As we near the end of their season as the youngest babies, I can’t help but wonder what will happen to our dynamic this summer. Will the sisters remain the only girls in our crew? What a magical relationship for them! I smile at the thought of the secrets they’ll share. But then again, maybe the Lord has blessed us with another girl. If another little sister is in store, I look forward to opening my heart up a bit wider to the idea that maybe, just maybe…
I’m perfectly cut out to be a mom of girls after all.
9 Comments
Loved your post. I think my husband thought he was not cut out to be the Papa of girls – but he has totally done a 180. We have two (almost 3 and 14 months) and seeing him with them pretty much makes my heart melt like a popsicle.
Isn’t it the sweetest to watch them fall in love?!
I’ve always felt the same way about my girls. As hard and drama filled as they can be, we just have this amazing connection and dynamic in this house. Our son will be born in August and I am so excited to see what he will bring to all of us!
Ohhhhh you are in for it ;)
Aww this is the sweetest! I only have sisters and I love the unique relationship sisters get to have with one another :)
I was very worried when I found out my 2nd was a girl. I didn’t think I had it in me. She is such a blessing though, I’d love to have more girls!
Exactly how I feel!
I get a little bit melancholy when I read stories from mothers of daughters who feel overwhelmed or nervous about raising daughters. My whole life I dreamed of having girl babies. My mother, sister and I have been such a tight knit team for as long as I can remember and my Nana and my mother were the best of friends, I knew I wanted to share that closeness with my daughters as well…

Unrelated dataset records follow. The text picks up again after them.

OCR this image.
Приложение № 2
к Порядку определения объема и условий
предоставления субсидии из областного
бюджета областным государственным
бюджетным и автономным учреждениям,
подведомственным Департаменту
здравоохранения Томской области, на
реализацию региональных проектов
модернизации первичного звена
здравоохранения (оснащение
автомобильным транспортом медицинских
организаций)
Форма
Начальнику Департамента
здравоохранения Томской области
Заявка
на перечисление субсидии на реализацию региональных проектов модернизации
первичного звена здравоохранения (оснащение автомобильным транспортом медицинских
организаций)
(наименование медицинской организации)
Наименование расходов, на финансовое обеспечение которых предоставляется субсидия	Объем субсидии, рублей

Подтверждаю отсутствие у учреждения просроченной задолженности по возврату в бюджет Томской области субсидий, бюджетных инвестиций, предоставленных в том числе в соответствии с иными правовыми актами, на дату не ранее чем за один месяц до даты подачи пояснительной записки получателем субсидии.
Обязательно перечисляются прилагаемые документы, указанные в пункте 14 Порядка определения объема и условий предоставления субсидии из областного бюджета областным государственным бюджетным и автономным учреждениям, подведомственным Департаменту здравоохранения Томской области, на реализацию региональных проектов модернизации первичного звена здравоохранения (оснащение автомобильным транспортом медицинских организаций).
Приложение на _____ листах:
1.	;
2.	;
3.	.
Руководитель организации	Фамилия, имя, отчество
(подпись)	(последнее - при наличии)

After 2 near fatal deliveries of two amazing spectacular boys I am no longer able to have babies (and adoption is not in our cards right now) and so my dreams of having a daughter have to be shelved.
Strangely enough I am not sad about it anymore, I have nieces to enjoy and potentially daughters in law to look forward to. But every now and then I read about the trepidation many women have when faced with the knowledge that they will have to raise girls in this world and I feel a pang of sorrow.
Embrace the drama, enjoy the mood swings, revel in the unique relationship that is sharing your life with a daughter. Children are always an incredible gift but you intimately know the milestones your daughter will experience, you have the opportunity to be there every morning counteracting the messages of this world and you will know how hard it can be to listen to you because you were a girl with a mother once…
Please know that I wouldn’t trade my sons for anything in this world but to have a daughter to journey through life with? AH! What a marvelous adventure that would have been.
tl;dr version? I am so delighted that you have embraced your marvelous role as mother to girls! It’s a wonderfully special one!
Love love love this! Thanks for sharing!